Welcome Home: English Muffin Way resident Dave Snow from Frederick, MD came home last week to find sewage gushing into his yard for the second time this spring. The manhole on his property is one of the lowest in the area, and whenever there is a sewage overflow, his is the most likely to blow it's top. In March, sewage overflowed into his yard because too few county wastewater pumps were turned on. Then, last week, heavy rains caused sewage to overflow throughout the Mid-Atlantic. Roughly 180,000 gallons flowed onto Snow's and a neighbor's properties and spilled into the Monocacy River. Unreal.
- May 21, 2008: The Frederick News-Post online - Frederick, MD

Thirsty??: A sanitary sewer manhole overflowed in the northern part of Hanover, PA last week, causing liquid sewage to run into a tributary of the south branch of Conewago Creek, which New Oxford Borough uses as drinking-water source. Hanover Borough officials called the state to report the overflow, said Pennsylvania Department of Environmental Protection spokesman John Repetz.

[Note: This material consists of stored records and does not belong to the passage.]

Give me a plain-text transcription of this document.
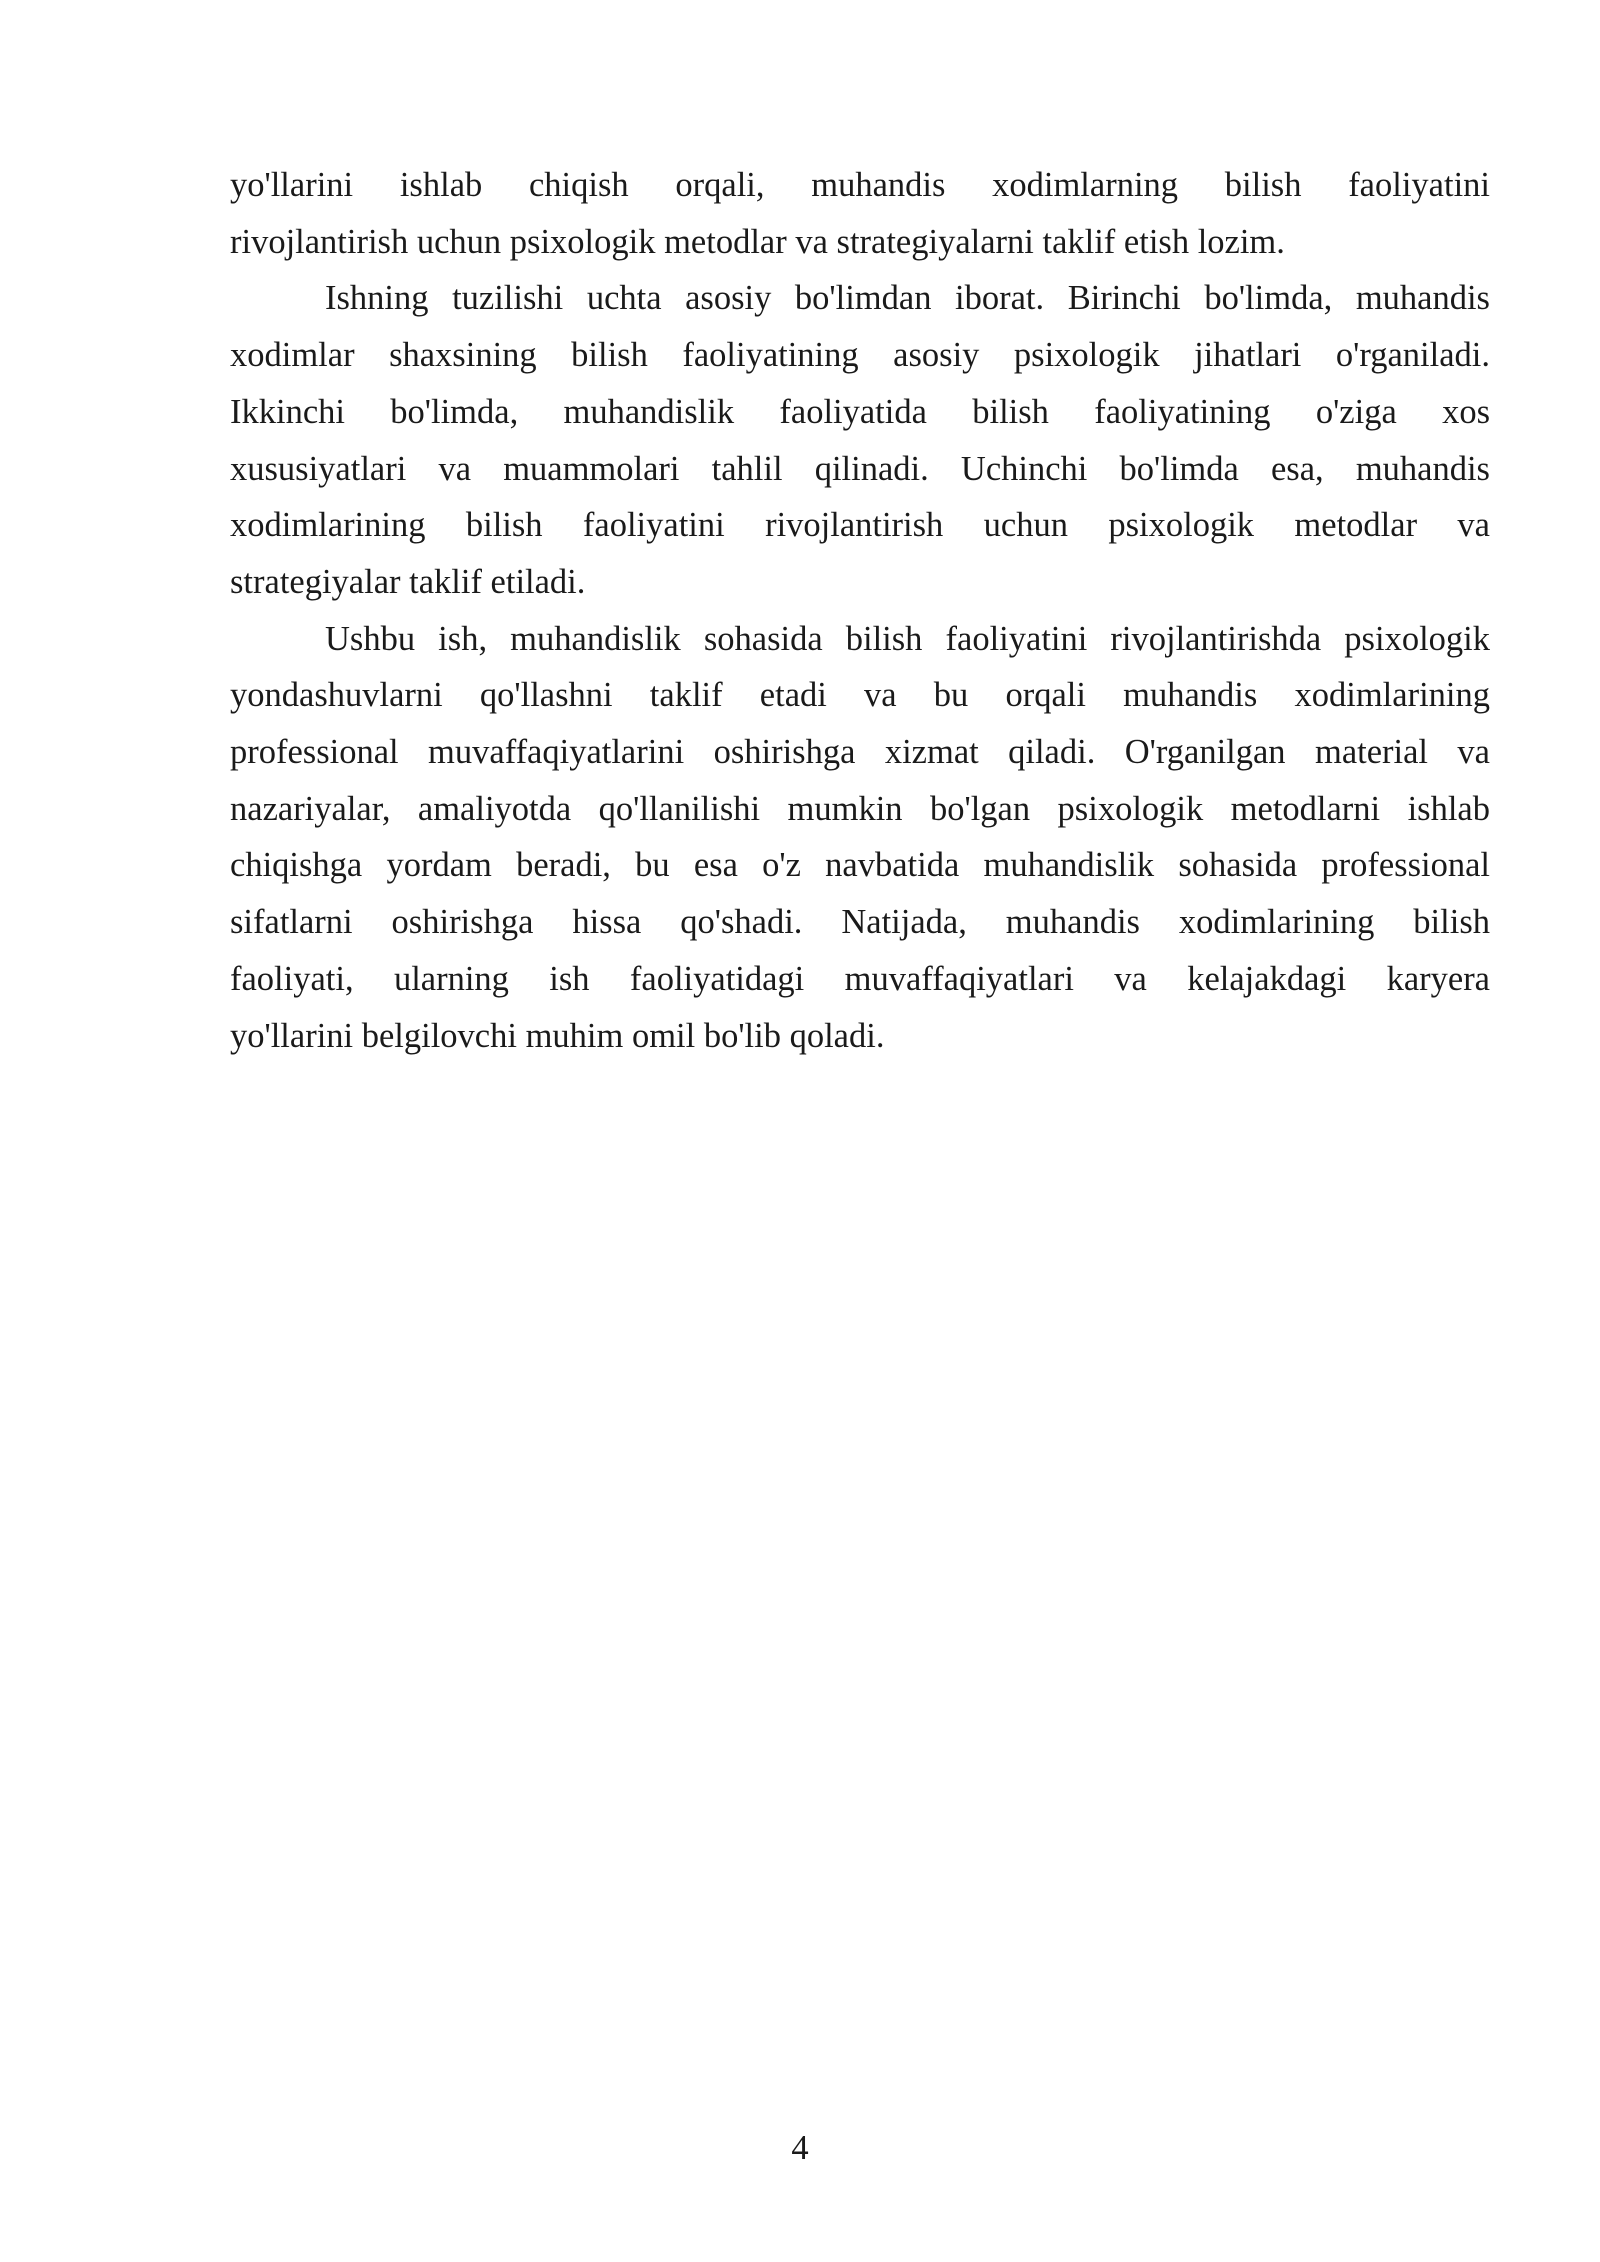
yo'llarini ishlab chiqish orqali, muhandis xodimlarning bilish faoliyatini
rivojlantirish uchun psixologik metodlar va strategiyalarni taklif etish lozim.

Ishning tuzilishi uchta asosiy bo'limdan iborat. Birinchi bo'limda, muhandis
xodimlar shaxsining bilish faoliyatining asosiy psixologik jihatlari o'rganiladi.
Ikkinchi bo'limda, muhandislik faoliyatida bilish faoliyatining o'ziga xos
xususiyatlari va muammolari tahlil qilinadi. Uchinchi bo'limda esa, muhandis
xodimlarining bilish faoliyatini rivojlantirish uchun psixologik metodlar va
strategiyalar taklif etiladi.

Ushbu ish, muhandislik sohasida bilish faoliyatini rivojlantirishda psixologik
yondashuvlarni qo'llashni taklif etadi va bu orqali muhandis xodimlarining
professional muvaffaqiyatlarini oshirishga xizmat qiladi. O'rganilgan material va
nazariyalar, amaliyotda qo'llanilishi mumkin bo'lgan psixologik metodlarni ishlab
chiqishga yordam beradi, bu esa o'z navbatida muhandislik sohasida professional
sifatlarni oshirishga hissa qo'shadi. Natijada, muhandis xodimlarining bilish
faoliyati, ularning ish faoliyatidagi muvaffaqiyatlari va kelajakdagi karyera
yo'llarini belgilovchi muhim omil bo'lib qoladi.

4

Heavy rains last week, which dropped about 2 inches of rain in Hanover, caused the sewer to overflow. "We put straw around the manhole to contain the overflow," Rebert said. Straw? That's your answer to a thousands of gallons of sewage overflowing? "But it did saturate the ground and got into the wetlands." Some of the liquid from the sewer line got into Slagle Run, which is a secondary water source for the borough and feeds into the Conewago Creek, a primary water source for New Oxford. Drink Up!